Saturday, October 15, 2005

The perils of outsourcing and excessive management

So I'm inspired today by Francis Porrettos post on The Seductions of Management

Let's just consider this hypothetical:

So there's a contract for this company, and the company has literally outsourced their entire sharp end.

No seriously. All their operations, all their technicians, all their administrators, all their develpers, every department that actually DOES anything related to their end users is contracted out.

Even better they're "blackbox" contracts.

The whole company is nothing but middle managers, project managers, "architects" who are actually project managers...

They have plenty of good technically competent people, who have been turned into ineffective "architects" because all they ever do is "manage" and "architect" projects that are outsourced to other companies. Everyone who actually DID anything was either "promoted", laid off, quit, or retired.

Even better, they don't have anyone overseeing the operations of those outsourced companies. They get copious quantities of utterly meaningless reports which look great, they get status reports etc... but theres no actual operational control (hence the blackbox contract).

So the requirement for THIS particular contract is to produce an incredibly important multi-platform solution, in three phases. First phase is requirements gathering, second is competitive evaluation for COTS acquired components, and third is solution delivery.

The whole project was given a ridiculously compressed timeline. The initial requirement was specified two years earlier, to be completed by the end of that two years, or suffer contract penalties.

The project actually got started 11 weeks before the deadline, with requirements and evaluation given 5 weeks, and solution delivery the rest of the time.

Finally after three weeks of conflicting answers "Oh he's the one responsible for that" 'no, I don't have that, she does" "Oh not it's this person"... the team just gives it up as a bad job, and since they cant get directly on the systems (that whole blackbox thing again) they write requirements based on their professional experience and assumptions, and conduct competitive evaluations based on that.

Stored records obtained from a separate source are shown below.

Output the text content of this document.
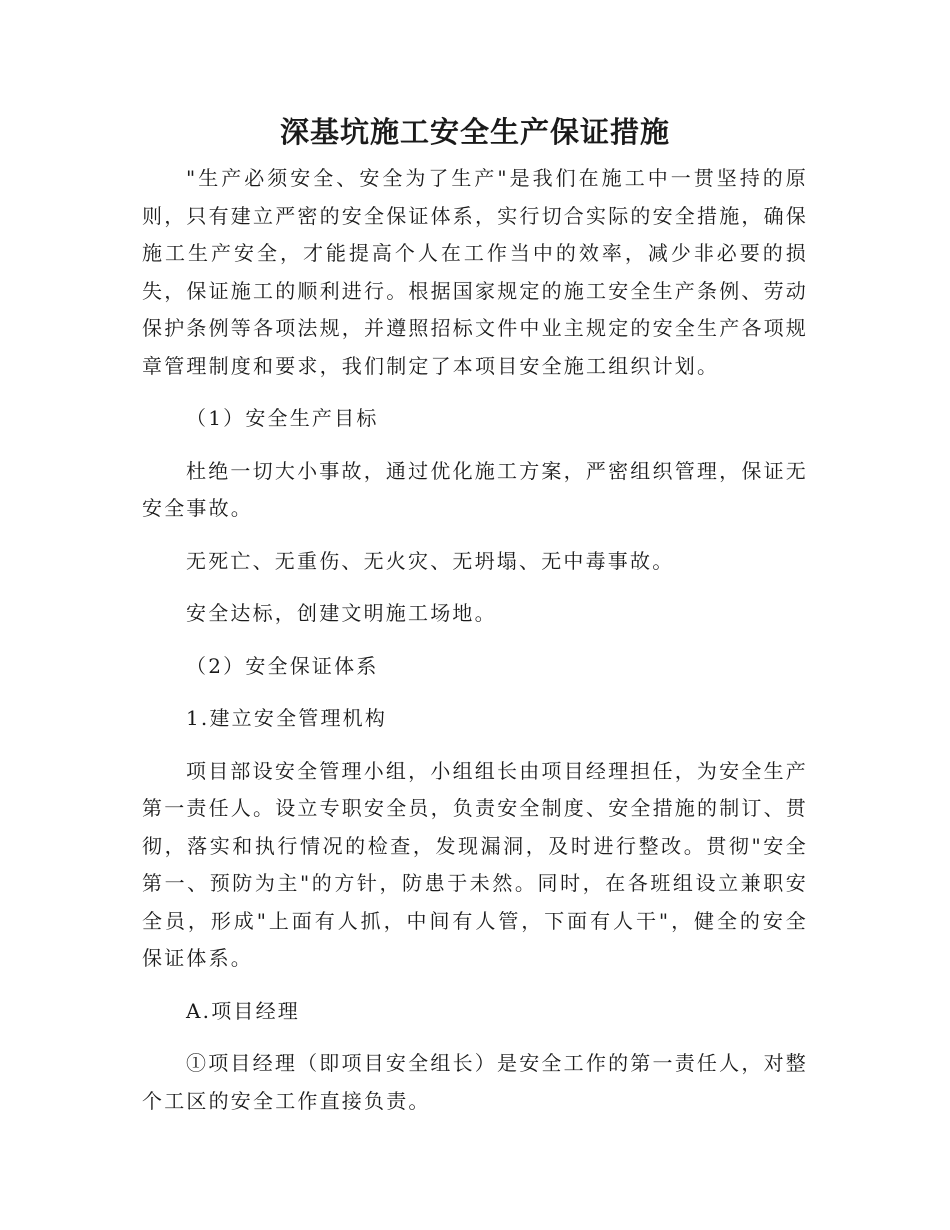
深基坑施工安全生产保证措施

"生产必须安全、安全为了生产"是我们在施工中一贯坚持的原则，只有建立严密的安全保证体系，实行切合实际的安全措施，确保施工生产安全，才能提高个人在工作当中的效率，减少非必要的损失，保证施工的顺利进行。根据国家规定的施工安全生产条例、劳动保护条例等各项法规，并遵照招标文件中业主规定的安全生产各项规章管理制度和要求，我们制定了本项目安全施工组织计划。

（1）安全生产目标

杜绝一切大小事故，通过优化施工方案，严密组织管理，保证无安全事故。

无死亡、无重伤、无火灾、无坍塌、无中毒事故。

安全达标，创建文明施工场地。

（2）安全保证体系

1.建立安全管理机构

项目部设安全管理小组，小组组长由项目经理担任，为安全生产第一责任人。设立专职安全员，负责安全制度、安全措施的制订、贯彻，落实和执行情况的检查，发现漏洞，及时进行整改。贯彻"安全第一、预防为主"的方针，防患于未然。同时，在各班组设立兼职安全员，形成"上面有人抓，中间有人管，下面有人干"，健全的安全保证体系。

A.项目经理

①项目经理（即项目安全组长）是安全工作的第一责任人，对整个工区的安全工作直接负责。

So the evaluation report is delivered...

"Wow, you guys have done an amazing job collecting this informaiton, and getting this evaluation done. We dont generally see that kind of quality work."

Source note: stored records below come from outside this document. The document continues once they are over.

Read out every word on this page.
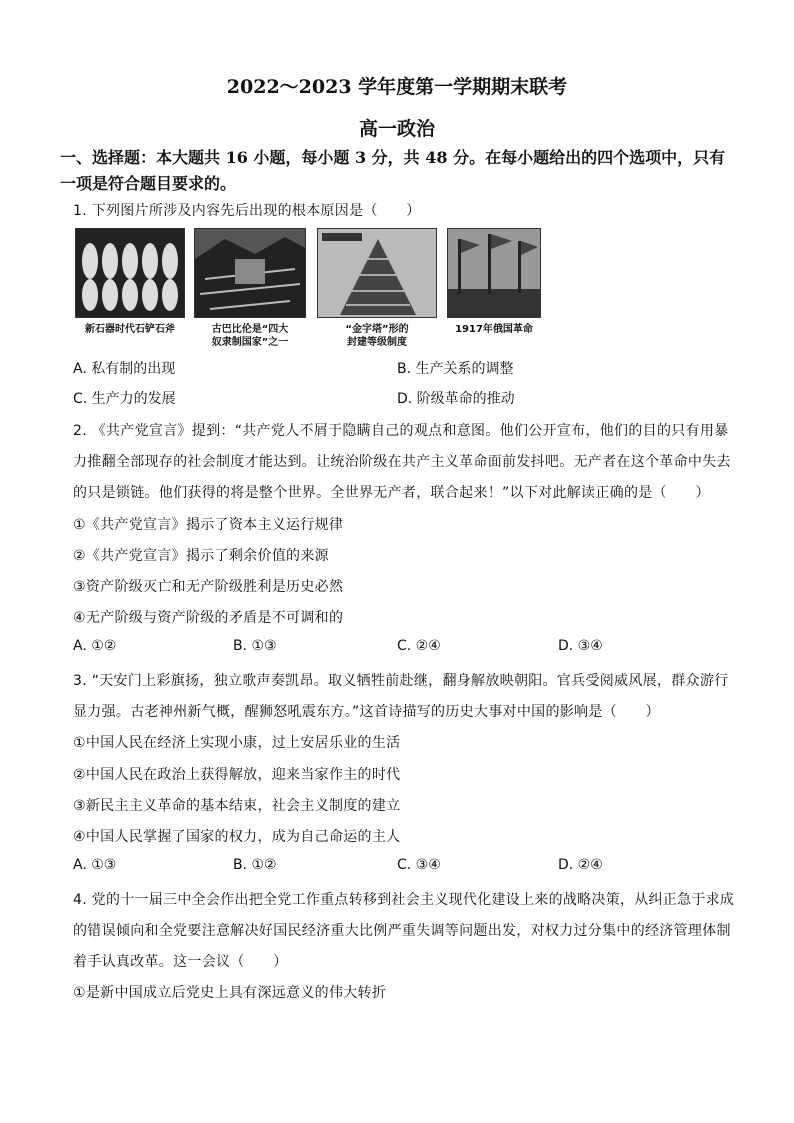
2022～2023 学年度第一学期期末联考
高一政治
一、选择题：本大题共 16 小题，每小题 3 分，共 48 分。在每小题给出的四个选项中，只有
一项是符合题目要求的。
1. 下列图片所涉及内容先后出现的根本原因是（　　）
新石器时代石铲石斧	古巴比伦是“四大
奴隶制国家”之一
“金字塔”形的
封建等级制度
1917年俄国革命
A. 私有制的出现	B. 生产关系的调整
C. 生产力的发展	D. 阶级革命的推动
2. 《共产党宣言》提到：“共产党人不屑于隐瞒自己的观点和意图。他们公开宣布，他们的目的只有用暴
力推翻全部现存的社会制度才能达到。让统治阶级在共产主义革命面前发抖吧。无产者在这个革命中失去
的只是锁链。他们获得的将是整个世界。全世界无产者，联合起来！”以下对此解读正确的是（　　）
①《共产党宣言》揭示了资本主义运行规律
②《共产党宣言》揭示了剩余价值的来源
③资产阶级灭亡和无产阶级胜利是历史必然
④无产阶级与资产阶级的矛盾是不可调和的
A. ①②	B. ①③	C. ②④	D. ③④
3. “天安门上彩旗扬，独立歌声奏凯昂。取义牺牲前赴继，翻身解放映朝阳。官兵受阅威风展，群众游行
显力强。古老神州新气概，醒狮怒吼震东方。”这首诗描写的历史大事对中国的影响是（　　）
①中国人民在经济上实现小康，过上安居乐业的生活
②中国人民在政治上获得解放，迎来当家作主的时代
③新民主主义革命的基本结束，社会主义制度的建立
④中国人民掌握了国家的权力，成为自己命运的主人
A. ①③	B. ①②	C. ③④	D. ②④
4. 党的十一届三中全会作出把全党工作重点转移到社会主义现代化建设上来的战略决策，从纠正急于求成
的错误倾向和全党要注意解决好国民经济重大比例严重失调等问题出发，对权力过分集中的经济管理体制
着手认真改革。这一会议（　　）
①是新中国成立后党史上具有深远意义的伟大转折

The best bit is though, half the teams time is spent delivering status reports, writing status updates and email, updating project plans...

So as part of the solution evaluation, a basic timeline is produced for the delivery phase of the project.

The question comes from the PMO: "Was this estimate in actual work time, or in {insert company name here} time?"

From team: "We wrote that in 100% effort time. We have no way of accurately estimating any other time requirements"

PMO: "We're going to need to translate that
{insert company name here} into time"

The project team was completely stunned by the honesty of that statement.
Okay so hypothetical over.

I've seen it dozens of times, and so has just about any other contractor in a position similar to mine.

Folks, keep control over your operations, and recognize that 80% of all management "work" is simply justifying the existence of the management organization.

I've been an operations manager, and that SHOULD be a real job. Of course maybe half my time was wasted telling the next level of management what was going on, who spent half THEIR time doing the same thing etc...

If there is more than one layer of project management, i.e. you have dedicated project managers managing other dedicated project managers, WHAT THE HELL ARE YOU DOING?

You're spending lots of money for absolutely nothing.

Ok I need to stop now before I break something.